Mulheres, Artistas, Mineiras: Maria Martins e Mary Vieira
Por Mirela Luz [i]
Ai! Como tangem hoje os sinos de minha pequenina cidade submersa no fundo de meu coração.
Maria Martins, Correio da Manhã, 1968
O ressoar os sinos como experiência universal e ao mesmo tempo espacial, como ligação entre mundos distantes, mas que convergem, em um instante de duração, a uma presentificação do tempo [1]. A metáfora do sino pode ser o ponto de partida comum para analisarmos as trajetórias das artistas plásticas Maria Martins e Mary Vieira. Ambas nasceram no sul de Minas Gerais, onde o sino é, simbólica e espacialmente, central no imaginário religioso da região, e as duas deixaram suas cidades de origem abrindo caminhos para vivenciarem outras experiências. Oriundas de famílias bem aquilatadas, cuja tradição era educar as filhas para o matrimônio, Maria Martins e Mary Vieira subverteram os padrões vigentes da época, na medida em que se tornam artistas modernas frustrando os papéis tradicionalmente destinados a elas.
É num fluxo de deslocamentos, atravessamento de fronteiras e experiências múltiplas que reside a força do trabalho de Maria Martins e Mary Vieira que, mesmo desenvolvendo um conjunto de obras relevantes para o debate crítico da arte brasileira a partir dos anos de 1940, tiveram suas trajetórias esquecidas ou mesmo distorcidas por erros biográficos grosseiros e por generificações. Nossa aposta aqui é a de que as obras dessas duas mulheres ultrapassam regionalismos, estilos e modismos artísticos, alcançando uma expressão universal, seja pela tendência mais próxima ao surrealismo em Maria Martins ou ao construtivismo em Mary Vieira. Como veremos, cada uma a seu modo, afirmam diferenças a partir de vivências muito próprias, com produções que estão em um constante fluxo de trocas entre tradição e modernidade ou mesmo entre colônia e metrópole. Talvez o papel coadjuvante que essas artistas ocupam na história da arte brasileira se justifique, em parte, pela dificuldade da crítica especializada em delimitar um enquadramento de suas produções. Obviamente há muitas complexidades que vão além do âmbito puramente formal das obras, envolvendo aspectos sociais, econômicos, políticos, geográficos e, principalmente, os de gênero, que podem acionar outras camadas à construção de um discurso crítico sobre suas trajetórias e obras. E um dos pontos centrais de interesse deste ensaio está em refletir sobre o lugar relegado à Maria Martins e à Mary Vieira na arte brasileira.
Comecemos observando que Maria Martins nasceu em 1894 em Campanha, sul de Minas Gerais.
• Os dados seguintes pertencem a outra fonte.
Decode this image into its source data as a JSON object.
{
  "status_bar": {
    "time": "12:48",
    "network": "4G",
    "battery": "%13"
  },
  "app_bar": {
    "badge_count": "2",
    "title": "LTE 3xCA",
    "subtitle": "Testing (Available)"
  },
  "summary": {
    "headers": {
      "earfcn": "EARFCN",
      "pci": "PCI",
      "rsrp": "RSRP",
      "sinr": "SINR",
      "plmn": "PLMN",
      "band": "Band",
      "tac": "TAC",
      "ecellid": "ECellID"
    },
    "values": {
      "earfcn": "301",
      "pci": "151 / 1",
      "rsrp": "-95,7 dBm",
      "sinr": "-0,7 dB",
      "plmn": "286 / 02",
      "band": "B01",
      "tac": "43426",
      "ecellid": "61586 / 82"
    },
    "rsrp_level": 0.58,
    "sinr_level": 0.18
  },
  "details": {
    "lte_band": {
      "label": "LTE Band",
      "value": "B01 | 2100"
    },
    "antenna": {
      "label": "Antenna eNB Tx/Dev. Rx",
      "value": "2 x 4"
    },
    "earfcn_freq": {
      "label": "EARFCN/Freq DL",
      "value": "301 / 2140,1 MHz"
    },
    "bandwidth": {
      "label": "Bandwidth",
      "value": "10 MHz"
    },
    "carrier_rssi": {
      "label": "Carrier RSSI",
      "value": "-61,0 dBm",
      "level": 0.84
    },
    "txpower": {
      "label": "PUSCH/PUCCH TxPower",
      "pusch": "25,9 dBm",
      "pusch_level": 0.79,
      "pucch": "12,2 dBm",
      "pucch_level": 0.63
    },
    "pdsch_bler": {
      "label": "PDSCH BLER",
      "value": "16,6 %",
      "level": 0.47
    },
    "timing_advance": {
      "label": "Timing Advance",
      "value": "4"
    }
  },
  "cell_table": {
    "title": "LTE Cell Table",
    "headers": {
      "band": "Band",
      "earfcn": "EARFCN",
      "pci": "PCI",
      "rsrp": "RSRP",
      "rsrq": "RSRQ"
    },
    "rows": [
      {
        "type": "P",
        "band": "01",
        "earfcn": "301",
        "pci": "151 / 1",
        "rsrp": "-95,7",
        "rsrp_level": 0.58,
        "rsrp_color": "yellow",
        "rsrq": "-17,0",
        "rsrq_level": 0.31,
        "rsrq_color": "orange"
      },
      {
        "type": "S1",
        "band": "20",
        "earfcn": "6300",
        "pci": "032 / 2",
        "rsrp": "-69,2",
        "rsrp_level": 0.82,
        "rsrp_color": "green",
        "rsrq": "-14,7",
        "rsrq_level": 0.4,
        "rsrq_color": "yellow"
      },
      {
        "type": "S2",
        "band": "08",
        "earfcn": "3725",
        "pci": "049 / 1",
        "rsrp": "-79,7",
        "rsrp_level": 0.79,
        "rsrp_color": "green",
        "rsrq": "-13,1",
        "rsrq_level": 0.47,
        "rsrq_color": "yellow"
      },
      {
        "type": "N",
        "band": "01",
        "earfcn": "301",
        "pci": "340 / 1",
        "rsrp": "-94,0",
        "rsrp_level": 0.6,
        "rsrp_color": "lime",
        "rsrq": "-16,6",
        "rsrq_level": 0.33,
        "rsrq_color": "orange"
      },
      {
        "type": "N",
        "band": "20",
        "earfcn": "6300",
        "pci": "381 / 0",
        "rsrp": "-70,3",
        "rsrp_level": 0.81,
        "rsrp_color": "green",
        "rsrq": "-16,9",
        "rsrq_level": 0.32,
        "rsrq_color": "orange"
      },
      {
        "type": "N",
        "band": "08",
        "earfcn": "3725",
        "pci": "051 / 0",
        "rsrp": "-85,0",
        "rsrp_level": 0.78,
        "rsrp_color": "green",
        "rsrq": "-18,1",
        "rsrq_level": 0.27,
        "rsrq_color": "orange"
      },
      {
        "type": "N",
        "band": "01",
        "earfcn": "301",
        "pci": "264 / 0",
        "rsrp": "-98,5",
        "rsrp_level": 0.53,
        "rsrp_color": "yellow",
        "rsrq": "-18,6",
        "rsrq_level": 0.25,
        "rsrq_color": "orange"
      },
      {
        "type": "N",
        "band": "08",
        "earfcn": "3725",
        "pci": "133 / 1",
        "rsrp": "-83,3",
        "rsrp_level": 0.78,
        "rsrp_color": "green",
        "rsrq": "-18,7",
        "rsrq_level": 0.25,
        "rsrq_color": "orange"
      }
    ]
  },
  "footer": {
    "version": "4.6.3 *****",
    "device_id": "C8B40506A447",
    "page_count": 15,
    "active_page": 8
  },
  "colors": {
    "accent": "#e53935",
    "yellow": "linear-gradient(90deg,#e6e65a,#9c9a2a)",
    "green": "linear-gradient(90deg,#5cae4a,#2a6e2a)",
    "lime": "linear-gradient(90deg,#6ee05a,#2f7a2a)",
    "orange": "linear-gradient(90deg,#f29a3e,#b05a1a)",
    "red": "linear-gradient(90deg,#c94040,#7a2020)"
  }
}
Filha de importante político mineiro, teve sua formação escolar no colégio Sion de Petrópolis, e se casou com o historiador e crítico Otávio Tarquínio de Souza, separando-se nove anos depois. Em 1926 se casou novamente, desta vez com o diplomata gaúcho Carlos Martins, e passou a morar em várias cidades do mundo como Quito, Paris, Tóquio, Copenhague, Bruxelas e Washington. Começou sua formação artística na Bélgica com o escultor Oscar Jesper e continuou seus estudos nos Estados Unidos quando seu marido foi transferido de posto em 1939 como embaixador do Brasil em Washington. Em Nova Iorque, alugou um ateliê e teve aulas com o artista lituano Jacques Lipchitz. Em 1942, fez uma exposição na Valentine Gallery, em Nova Iorque, onde conheceu um dos idealizadores do surrealismo, o francês Andre Breton, que identificou características “surrealistas” em suas obras. Ele a apresentou a outros artistas ligados ao grupo dos surrealistas como Marcel Duchamp, Andre Masson, Yves Tanguy, Michel Tapié e Max Ernst. Por conta da Segunda Guerra Mundial, muitos artistas ligados aos movimentos de vanguarda artísticos europeus migraram para os EUA favorecendo um fértil ambiente intelectual e artístico. Maria Martins, ou simplesmente Maria, como ela assinava em suas esculturas, passou a fazer parte dessa cena cultural integrando exposições e coleções privadas de museus e colecionadores. Importa mencionar que havia uma multiplicidade de linguagens na Nova Iorque dos anos 1940, interagindo diferentes grupos e estéticas modernas.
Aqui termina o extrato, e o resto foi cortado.